Menu
Libération
Fashion faux pas

Qui veut la peau de la ballerine ?

Profitant du 14-Juillet, jour de communion nationale, des internautes invitent à une manifestation place de la République à Paris, pour demander l'abolition du port de cette petite chaussure plate. Mais pourquoi tant de haine ?
A Vienne, en 2013, l'objet de la haine de 33 000 internautes. (Photo Alexander Klein. AFP)
publié le 13 juillet 2016 à 17h37

Il n'y a pas de petite cause, ni de petit combat, mais parfois des luttes un peu justes sur les coutures, même s'il faut reconnaître que c'est assez drôle. Prenez par exemple ce lever de boucliers contre la ballerine, petite chaussure plate sans grand interêt, si ce n'est d'avoir habillé les pieds de sex-symbols divers comme Brigitte Bardot (et sûrement Audrey Hepburn, mais Audrey Hepburn m'a toujours gonflée), d'être confortable, portable avec pantalon comme jupe Vichy et de faire des gros mollets à qui n'est pas Audrey H., justement. Pas de quoi faxer à sa mère (enfin touiter, comme on dit aujourd'hui), on peut aussi s'agacer sur le micro-short, le retour de la banane, le port de la méduse en ville et on en passe.

«Le fléau de ce siècle»

Ainsi, cette pétition lancée en juin sur Facebook, qui appelle à un mouvement général et une manif jeudi place de la République à Paris, a réuni jusqu'à présent plus de 33 000 personnes. Je cite : «Le 14 juillet est un jour d'union nationale, profitons-en pour nous unir contre le fléau de ce siècle qui hante nos vie (sic), le port de ballerine en 2016 ! Appel à un mouvement général, il faut bloquer toutes les routes, toutes les villes, afin de se faire entendre au plus haut niveau, afin que les instances de ce pays prennent les mesures adéquat pour interdire le port de la ballerine !» 

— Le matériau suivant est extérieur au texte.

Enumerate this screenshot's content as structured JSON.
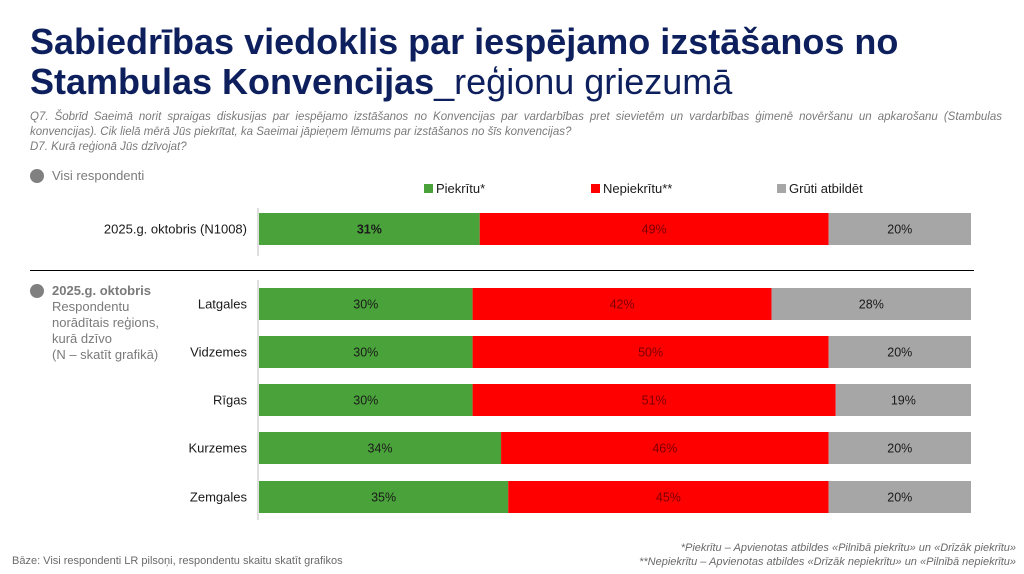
{
  "title": {
    "bold": "Sabiedrības viedoklis par iespējamo izstāšanos no Stambulas Konvencijas",
    "light": "_reģionu griezumā"
  },
  "question": {
    "q7": "Q7. Šobrīd Saeimā norit spraigas diskusijas par iespējamo izstāšanos no Konvencijas par vardarbības pret sievietēm un vardarbības ģimenē novēršanu un apkarošanu (Stambulas konvencijas). Cik lielā mērā Jūs piekrītat, ka Saeimai jāpieņem lēmums par izstāšanos no šīs konvencijas?",
    "d7": "D7. Kurā reģionā Jūs dzīvojat?"
  },
  "all_respondents_label": "Visi respondenti",
  "regions_note": {
    "period": "2025.g. oktobris",
    "lines": [
      "Respondentu",
      "norādītais reģions,",
      "kurā dzīvo",
      "(N – skatīt grafikā)"
    ]
  },
  "colors": {
    "agree": "#4aa33a",
    "disagree": "#ff0000",
    "hard": "#a6a6a6",
    "title": "#0d1f5c"
  },
  "chart_data": {
    "type": "bar",
    "orientation": "horizontal",
    "stacked": true,
    "percent": true,
    "legend": [
      {
        "name": "Piekrītu*",
        "color": "#4aa33a"
      },
      {
        "name": "Nepiekrītu**",
        "color": "#ff0000"
      },
      {
        "name": "Grūti atbildēt",
        "color": "#a6a6a6"
      }
    ],
    "legend_position": "top",
    "total": {
      "category": "2025.g. oktobris (N1008)",
      "values": [
        31,
        49,
        20
      ],
      "labels": [
        "31%",
        "49%",
        "20%"
      ]
    },
    "categories": [
      "Latgales",
      "Vidzemes",
      "Rīgas",
      "Kurzemes",
      "Zemgales"
    ],
    "series": [
      {
        "name": "Piekrītu*",
        "values": [
          30,
          30,
          30,
          34,
          35
        ],
        "labels": [
          "30%",
          "30%",
          "30%",
          "34%",
          "35%"
        ]
      },
      {
        "name": "Nepiekrītu**",
        "values": [
          42,
          50,
          51,
          46,
          45
        ],
        "labels": [
          "42%",
          "50%",
          "51%",
          "46%",
          "45%"
        ]
      },
      {
        "name": "Grūti atbildēt",
        "values": [
          28,
          20,
          19,
          20,
          20
        ],
        "labels": [
          "28%",
          "20%",
          "19%",
          "20%",
          "20%"
        ]
      }
    ]
  },
  "footer": {
    "base": "Bāze: Visi respondenti LR pilsoņi, respondentu skaitu skatīt grafikos",
    "note1": "*Piekrītu – Apvienotas atbildes «Pilnībā piekrītu» un «Drīzāk piekrītu»",
    "note2": "**Nepiekrītu – Apvienotas atbildes «Drīzāk nepiekrītu» un «Pilnībā nepiekrītu»"
  }
}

La ballerine serait, à en croire les organisateurs (tous des hommes, j'en profite pour demander l'abolition de la chaussette en sandale, de la basket crade avec mi-bas et short, du micro-sac de pouffe en bandoulière...), un «gage de célibat et motif de rupture encore plus grave qu'une tromperie», rien moins. On préfère les talons hauts, sans doute ? Et de continuer (mais c'est un peu une blague en fait, il faut prendre ça avec humour) : «Par respect pour notre vue, notre odorat, ainsi que par respect pour vous mesdames, cessez d'être têtu (re-sic)Alors ensemble réunissons-nous dans la rue pour nous faire entendre ! LE COMBAT CONTINUE !!!» 

Les ballerinophobes en puissance

Reste que ce valeureux combat dépasse le cadre d'une potacherie facebouquienne : les ballerinophobes sont de plus en plus nombreux. Ainsi, sur le site d'une blogueuse américaine, qui s'appelle clairement «Manrepeller», mot à mot «ce qui repousse les hommes» (j'ai envie de te dire, madame, on peut aussi s'en tamponner les ovaires, de ce qui repousse les hommes non ?), il y a la ballerine, sise entre la jupe-culotte, vêtement emblématique des premières féministes, et les Uggs (oui bon les Uggs, ça va guère qu'aux bébés, mais si les gens ont envie de ressembler à des inuits égarés en ville, moi je m'en fous). La ballerine comme repousse-mec ? Tu veux dire anti-harcèlement, aussi ? Voilà une idée qui pourrait faire son chemin et pousser certaines à adopter la Repetto comme un glaive... mais on s'égare peut-être un peu.

Cela dit et avant de les enterrer, rappelons qu'on les a vues chez Saint Laurent, Isabel Marant, Céline et A.P.C, Valentio, Dior en version un peu rock, interprétées avec rubans de danseuse classique chez Miu Miu ou en mode pointues et nude chez Louboutin, selon la Fashion police locale. C'est dire que, quand même, la petite chaussure plate un peu fade n'a pas dansé son dernier cygne.